El presidente Lai Ching-te (賴清德) visitó hoy el condado de Chiayi para inspeccionar los ejercicios de "evacuación y protección ante terremotos en escuelas de todos los niveles y jardines de infancia" y "movilización para el rescate ante desastres por grandes terremotos". El presidente destacó que, frente a nuevas amenazas y desafíos, el trabajo de prevención de desastres en Taiwán no debe estancarse. El Gobierno seguirá utilizando nuevas tecnologías y colaborará estrechamente con el sector privado y la comunidad internacional para fortalecer la resiliencia y capacidad de respuesta de Taiwán ante desastres.
El 21 de septiembre es el Día Nacional de Prevención de Desastres, y el Ministerio del Interior organizó entre el 18 y el 20 de septiembre un simulacro de movilización para el rescate ante terremotos en el condado de Chiayi y las islas Penghu. El presidente Lai supervisó los ejercicios en la sede sur del Museo Nacional del Palacio. El escenario del simulacro planteaba un terremoto de magnitud 7.3 en Chiayi el 18 de septiembre, que causaba el colapso total o parcial de 17 450 edificios y dejaba 1010 personas entre muertos y heridos. Además, un tifón provocaba la caída de un avión en Penghu, con 92 muertos y 150 heridos.

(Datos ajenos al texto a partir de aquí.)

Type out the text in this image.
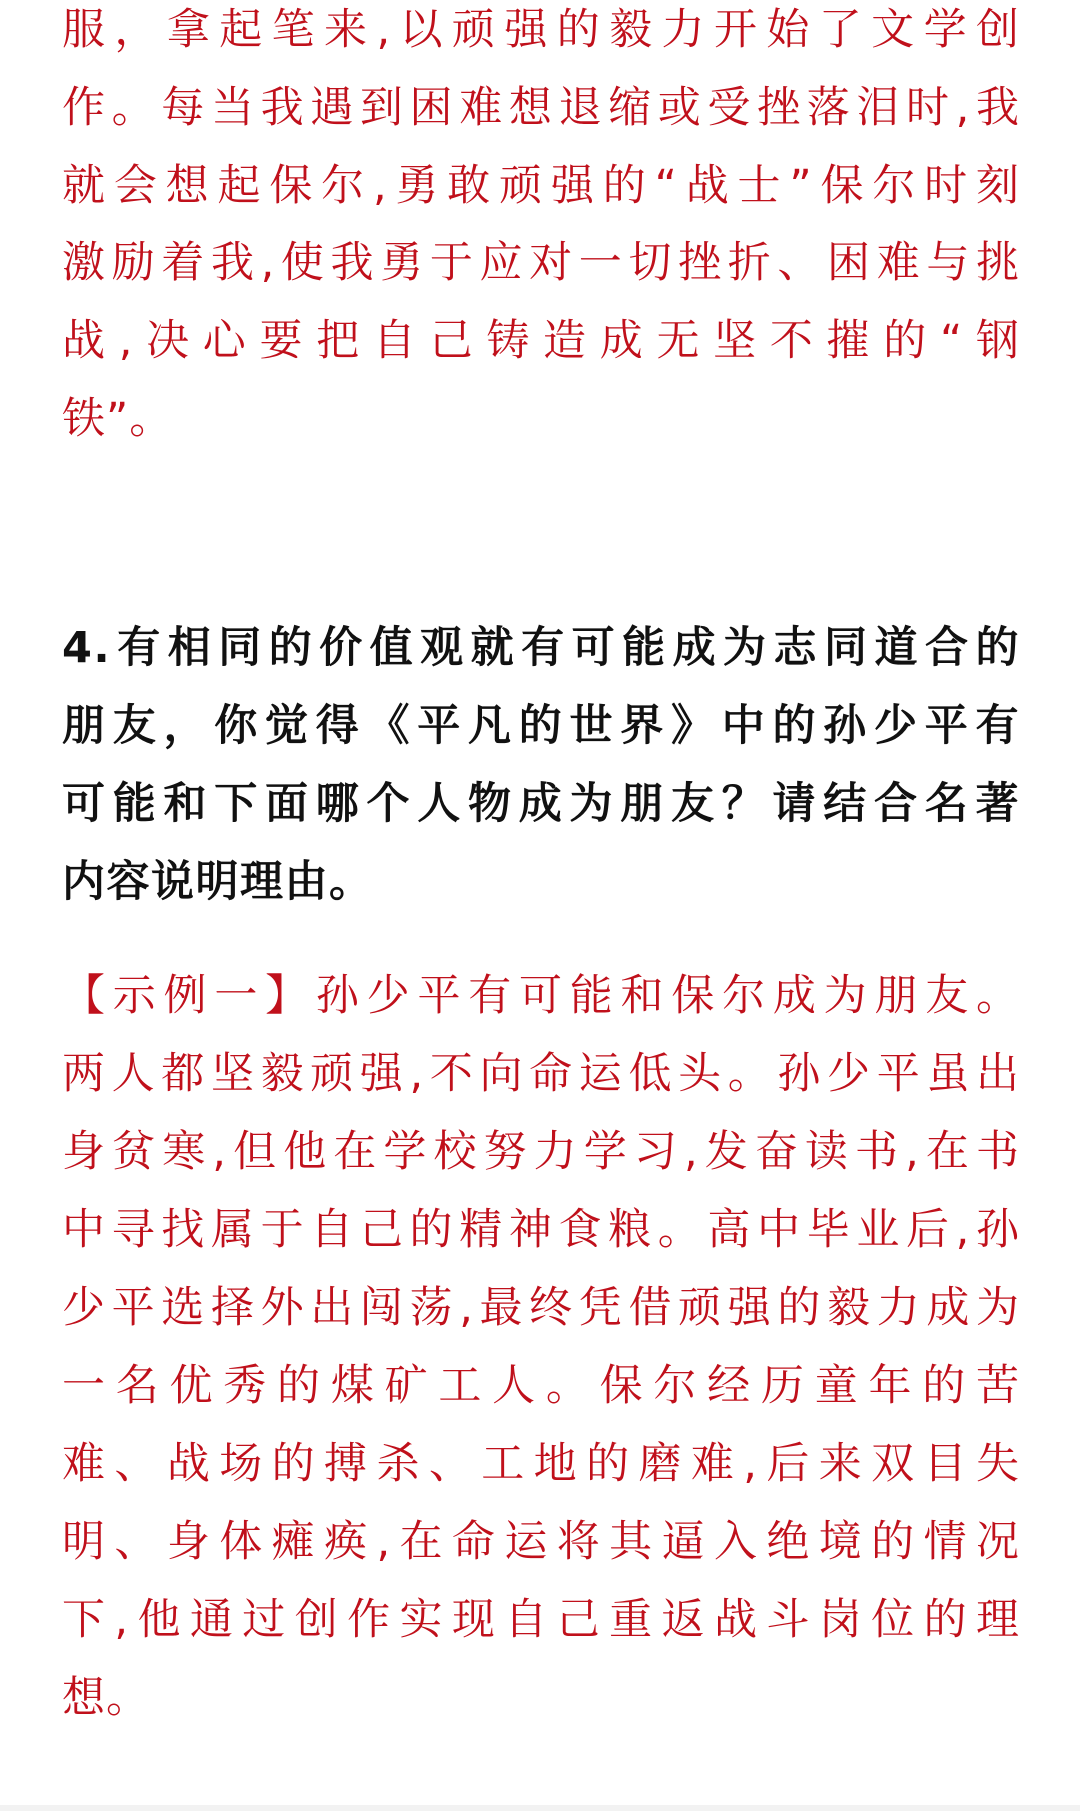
服，拿起笔来,以顽强的毅力开始了文学创
作。每当我遇到困难想退缩或受挫落泪时,我
就会想起保尔,勇敢顽强的“战士”保尔时刻
激励着我,使我勇于应对一切挫折、困难与挑
战,决心要把自己铸造成无坚不摧的“钢
铁”。
4.有相同的价值观就有可能成为志同道合的
朋友，你觉得《平凡的世界》中的孙少平有
可能和下面哪个人物成为朋友？请结合名著
内容说明理由。
【示例一】孙少平有可能和保尔成为朋友。
两人都坚毅顽强,不向命运低头。孙少平虽出
身贫寒,但他在学校努力学习,发奋读书,在书
中寻找属于自己的精神食粮。高中毕业后,孙
少平选择外出闯荡,最终凭借顽强的毅力成为
一名优秀的煤矿工人。保尔经历童年的苦
难、战场的搏杀、工地的磨难,后来双目失
明、身体瘫痪,在命运将其逼入绝境的情况
下,他通过创作实现自己重返战斗岗位的理
想。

El presidente Lai señaló que el proceso de rescate durante el terremoto en Hualien el pasado 3 de abril mostró al mundo la capacidad de Taiwán para responder rápidamente ante terremotos, fruto de los entrenamientos previos. El simulacro actual incluyó el uso de transporte terrestre, marítimo y aéreo para movilizar equipos de rescate desde toda la isla, recreando un gran terremoto en Chiayi y un accidente aéreo provocado por el tifón en Penghu.
Lai elogió la coordinación entre los gobiernos locales, ministerios centrales, equipos de rescate, el ejército, y empresas como CPC y la compañía de agua, además de grupos civiles, que mostraron un sistema de mando robusto y bien equipado. Además, resaltó el uso de tecnología avanzada, como equipos de comunicación, robots de rescate y dispositivos de almacenamiento de energía, para mejorar las operaciones de rescate. También destacó la participación de equipos de rescate de Estados Unidos, Japón, Alemania, Corea del Sur, Fiji, Polonia, Turquía, Lituania y Filipinas, lo que permitió no solo evaluar la capacidad de movilización interna, sino también fomentar la cooperación internacional.